CAN YOUR SHOES CAUSE KNEE PAIN?
Tid Bits of Info
- The average width of a “high heel” is 2.5 inches wide and the average woman’s forefoot width is 3 inches.
- Properly fitted shoes with no heel have been shown to reduce knee pain if someone suffers from osteoarthritis.
- “High heels” force the center of gravity forward, anterior tilt of the pelvis and many times flexed knees due to a feeling of instability during gait.
- Running shoes should be replaced every 250-300 miles.

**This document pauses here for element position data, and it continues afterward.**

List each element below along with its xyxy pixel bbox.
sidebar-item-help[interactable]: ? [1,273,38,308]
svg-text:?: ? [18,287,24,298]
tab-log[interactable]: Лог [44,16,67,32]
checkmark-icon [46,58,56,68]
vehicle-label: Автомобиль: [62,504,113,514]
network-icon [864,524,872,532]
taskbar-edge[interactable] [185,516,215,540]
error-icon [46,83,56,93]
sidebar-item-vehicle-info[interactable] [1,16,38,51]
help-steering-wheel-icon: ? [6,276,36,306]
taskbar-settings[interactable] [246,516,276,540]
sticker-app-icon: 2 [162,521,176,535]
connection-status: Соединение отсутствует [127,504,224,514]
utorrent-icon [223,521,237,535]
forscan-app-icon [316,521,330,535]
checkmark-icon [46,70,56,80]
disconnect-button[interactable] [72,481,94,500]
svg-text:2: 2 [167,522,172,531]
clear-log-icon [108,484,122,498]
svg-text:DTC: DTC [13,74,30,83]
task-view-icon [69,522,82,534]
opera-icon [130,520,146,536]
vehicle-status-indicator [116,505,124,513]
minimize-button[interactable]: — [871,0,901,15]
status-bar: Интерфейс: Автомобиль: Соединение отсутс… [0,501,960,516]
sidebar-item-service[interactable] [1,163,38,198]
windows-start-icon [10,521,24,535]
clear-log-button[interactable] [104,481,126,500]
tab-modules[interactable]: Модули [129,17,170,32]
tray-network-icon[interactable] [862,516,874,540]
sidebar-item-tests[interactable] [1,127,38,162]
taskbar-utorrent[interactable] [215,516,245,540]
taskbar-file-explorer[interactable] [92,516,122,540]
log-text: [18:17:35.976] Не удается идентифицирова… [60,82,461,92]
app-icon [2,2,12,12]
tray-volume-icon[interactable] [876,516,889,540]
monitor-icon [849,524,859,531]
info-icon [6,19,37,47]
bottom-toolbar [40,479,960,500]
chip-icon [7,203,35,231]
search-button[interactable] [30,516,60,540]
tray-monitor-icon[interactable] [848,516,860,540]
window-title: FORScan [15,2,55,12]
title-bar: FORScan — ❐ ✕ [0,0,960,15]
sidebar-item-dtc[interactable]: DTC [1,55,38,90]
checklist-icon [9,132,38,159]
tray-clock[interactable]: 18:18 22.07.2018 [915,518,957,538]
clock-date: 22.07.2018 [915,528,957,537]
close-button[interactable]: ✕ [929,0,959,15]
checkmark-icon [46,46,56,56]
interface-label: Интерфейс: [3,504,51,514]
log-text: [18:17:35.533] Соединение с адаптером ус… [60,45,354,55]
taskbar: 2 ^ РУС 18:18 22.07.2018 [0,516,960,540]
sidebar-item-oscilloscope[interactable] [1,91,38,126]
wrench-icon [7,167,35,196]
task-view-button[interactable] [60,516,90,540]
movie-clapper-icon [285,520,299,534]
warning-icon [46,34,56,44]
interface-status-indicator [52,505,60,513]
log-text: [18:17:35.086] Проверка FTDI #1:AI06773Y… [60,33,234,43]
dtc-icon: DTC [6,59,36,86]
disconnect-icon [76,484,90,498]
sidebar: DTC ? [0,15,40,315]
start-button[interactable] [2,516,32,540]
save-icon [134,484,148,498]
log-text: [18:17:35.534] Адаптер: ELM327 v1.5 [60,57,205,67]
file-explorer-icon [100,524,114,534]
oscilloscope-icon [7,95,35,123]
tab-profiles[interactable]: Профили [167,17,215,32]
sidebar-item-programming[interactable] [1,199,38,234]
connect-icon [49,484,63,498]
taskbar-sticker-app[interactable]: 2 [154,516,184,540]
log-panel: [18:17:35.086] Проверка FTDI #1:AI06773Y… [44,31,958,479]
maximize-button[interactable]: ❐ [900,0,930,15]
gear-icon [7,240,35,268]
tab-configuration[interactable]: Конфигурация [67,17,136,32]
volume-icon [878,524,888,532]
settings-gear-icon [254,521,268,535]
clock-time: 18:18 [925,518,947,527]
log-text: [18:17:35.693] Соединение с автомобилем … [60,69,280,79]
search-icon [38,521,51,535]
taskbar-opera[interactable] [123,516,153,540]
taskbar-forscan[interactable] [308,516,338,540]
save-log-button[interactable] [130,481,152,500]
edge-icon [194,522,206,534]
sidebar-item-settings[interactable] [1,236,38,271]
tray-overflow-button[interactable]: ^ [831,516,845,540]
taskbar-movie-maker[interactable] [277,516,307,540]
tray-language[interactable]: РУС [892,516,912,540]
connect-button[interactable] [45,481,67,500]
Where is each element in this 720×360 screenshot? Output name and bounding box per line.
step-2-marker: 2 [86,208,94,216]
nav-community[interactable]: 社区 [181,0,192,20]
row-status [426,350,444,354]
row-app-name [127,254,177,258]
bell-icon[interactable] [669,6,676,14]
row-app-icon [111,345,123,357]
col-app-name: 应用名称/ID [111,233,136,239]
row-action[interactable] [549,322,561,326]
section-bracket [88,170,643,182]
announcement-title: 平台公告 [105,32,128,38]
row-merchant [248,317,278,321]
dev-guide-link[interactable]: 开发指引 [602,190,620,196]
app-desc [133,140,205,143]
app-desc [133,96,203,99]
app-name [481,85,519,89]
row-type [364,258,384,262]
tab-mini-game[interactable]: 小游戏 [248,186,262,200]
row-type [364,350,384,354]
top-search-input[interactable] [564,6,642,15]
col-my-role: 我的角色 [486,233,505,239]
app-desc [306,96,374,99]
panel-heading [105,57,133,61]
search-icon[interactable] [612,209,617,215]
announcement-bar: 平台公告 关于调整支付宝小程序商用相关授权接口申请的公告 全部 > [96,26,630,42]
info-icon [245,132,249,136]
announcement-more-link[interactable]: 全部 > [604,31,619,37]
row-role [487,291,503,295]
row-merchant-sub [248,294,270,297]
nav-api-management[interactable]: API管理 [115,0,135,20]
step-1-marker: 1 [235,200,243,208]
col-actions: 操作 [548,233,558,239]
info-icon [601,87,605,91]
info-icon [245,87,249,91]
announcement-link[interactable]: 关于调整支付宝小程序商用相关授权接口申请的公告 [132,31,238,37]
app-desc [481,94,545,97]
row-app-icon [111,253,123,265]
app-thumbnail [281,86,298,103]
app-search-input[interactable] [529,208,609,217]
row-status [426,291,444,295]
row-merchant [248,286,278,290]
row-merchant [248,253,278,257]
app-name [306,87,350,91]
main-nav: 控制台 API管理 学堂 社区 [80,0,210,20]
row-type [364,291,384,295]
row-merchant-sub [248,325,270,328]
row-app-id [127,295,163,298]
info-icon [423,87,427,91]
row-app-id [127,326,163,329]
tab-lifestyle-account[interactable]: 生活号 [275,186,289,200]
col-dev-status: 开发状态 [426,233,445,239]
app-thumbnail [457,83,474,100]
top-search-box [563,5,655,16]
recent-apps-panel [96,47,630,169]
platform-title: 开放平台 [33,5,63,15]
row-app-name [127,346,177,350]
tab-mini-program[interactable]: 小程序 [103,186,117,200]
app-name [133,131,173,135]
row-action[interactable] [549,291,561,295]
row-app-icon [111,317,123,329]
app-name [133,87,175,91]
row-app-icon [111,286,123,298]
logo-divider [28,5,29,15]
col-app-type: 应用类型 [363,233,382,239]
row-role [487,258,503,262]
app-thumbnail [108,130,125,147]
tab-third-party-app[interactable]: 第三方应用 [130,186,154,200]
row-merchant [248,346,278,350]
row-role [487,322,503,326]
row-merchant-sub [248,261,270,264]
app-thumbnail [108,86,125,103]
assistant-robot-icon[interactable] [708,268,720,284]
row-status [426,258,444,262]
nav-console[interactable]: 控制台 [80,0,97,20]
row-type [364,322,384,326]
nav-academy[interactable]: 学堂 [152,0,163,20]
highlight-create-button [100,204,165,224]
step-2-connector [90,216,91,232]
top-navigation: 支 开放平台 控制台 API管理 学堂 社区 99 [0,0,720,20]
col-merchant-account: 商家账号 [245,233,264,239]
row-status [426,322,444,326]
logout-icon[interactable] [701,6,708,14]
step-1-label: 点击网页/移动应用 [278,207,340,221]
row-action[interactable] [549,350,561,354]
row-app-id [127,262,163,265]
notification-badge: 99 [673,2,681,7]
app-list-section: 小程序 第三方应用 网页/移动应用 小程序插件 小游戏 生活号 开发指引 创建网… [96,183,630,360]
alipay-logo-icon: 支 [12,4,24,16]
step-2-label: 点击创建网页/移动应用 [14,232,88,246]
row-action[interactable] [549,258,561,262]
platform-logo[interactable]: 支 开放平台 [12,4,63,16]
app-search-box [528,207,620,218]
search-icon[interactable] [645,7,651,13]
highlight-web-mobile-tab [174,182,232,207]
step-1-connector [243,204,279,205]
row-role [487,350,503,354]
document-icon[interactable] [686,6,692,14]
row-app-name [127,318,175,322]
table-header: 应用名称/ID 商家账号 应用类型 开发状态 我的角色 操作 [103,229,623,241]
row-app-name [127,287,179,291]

- If you have arthritic knees, seek the advice and treatment of a Physical Therapist.
Every day people asks their physical therapist if shoes may be causing back pains, knee pains, or pains in other parts of the body. Simply put, yes. The reason shoes can impact various parts of the body may not be quite so obvious. Health condition, types of shoes, the type of activities, and other factors can all play a role in the relationship of shoes to the body.
Properly fitting shoes have been shown in clinical studies to reduce pain in people who suffer from osteoarthritis in their knee joints. Conversely, ill-fitting shoes can make the symptoms worse. Properly fitting shoes can aid in force distribution, ankle/foot stability and cushion the impact force upon ground contact during all forms of gait.
All shoes can have an impact on the knee joint. High heels are the worst offenders of this problem. Unfortunately, most people think that “high heels” means “stiletto pump,” but most shoes have some form of raised heel without a matching lift on the mid and forefoot.
The “standard” running shoe can have a raised heel that is higher than one inch. The elevated heel shifts the person’s center of gravity and places more force on the knee joint. The entire knee is adversely effected with any heel and the higher the heel the more adverse the effect. When a heel is greater than two inches it can create an anterior pelvic tilt and force someone to walk with slightly flexed knee joints due to feeling unsteady. The toe box of a “high heel” dress shoe is narrow and further limits the stability of the person’s foot/ankle. All of this can increase the load on the knee by more than 15% leading to more knee pain in someone that has an arthritic knee. Walking with a slightly flexed knee can lead to excess pressure on the patella femoral joint and cause anterior knee pain.
Unloading the knee joint of some of the pressure is the key to controlling pain. Some people will benefit from different types of shoes and inserts in the shoe. Healthcare professionals have had success at reducing knee pain in people with arthritic knees by placing a “wedge” shape device under the heel inside the shoe. This wedge can reduce the compressive force in the knee and when placed in the shoe can create a “gap” on the medial or lateral knee joint compartment. Obviously increasing the space between the articular surfaces that are arthritic can reduce the compressive force and “contact” forces, which in turn decreases the pain in the affected knee.
Studies have indicated that wearing a flexible, flat shoe can reduce the load and forces that act on the knee joints. When patients are being assessed for proper shoe wear, they should consider using this type of shoe if they have an arthritic knee joints because it can reduce the pain level significantly.
Using the proper shoes for an activity is only a part of the solution to controlling the pain that occurs when someone suffers from arthritis in the knee joint. They should participate in a thorough exercise routine that can be designed by a Physical Therapist. This routine should include exercises that are designed to develop strength, flexibility and muscular and cardiovascular endurance. The arthritic knee joint tends to be less flexible, strong and lacks neuromuscular control compared to a non-arthritic joint.
Wearing the proper shoes for an event can reduce the pain level of someone who suffers from arthritic knee joint. Wearing a shoe that has a differentiation in height between the heel and the forefoot of size with the heel being higher can lead to more pain in the involved knee.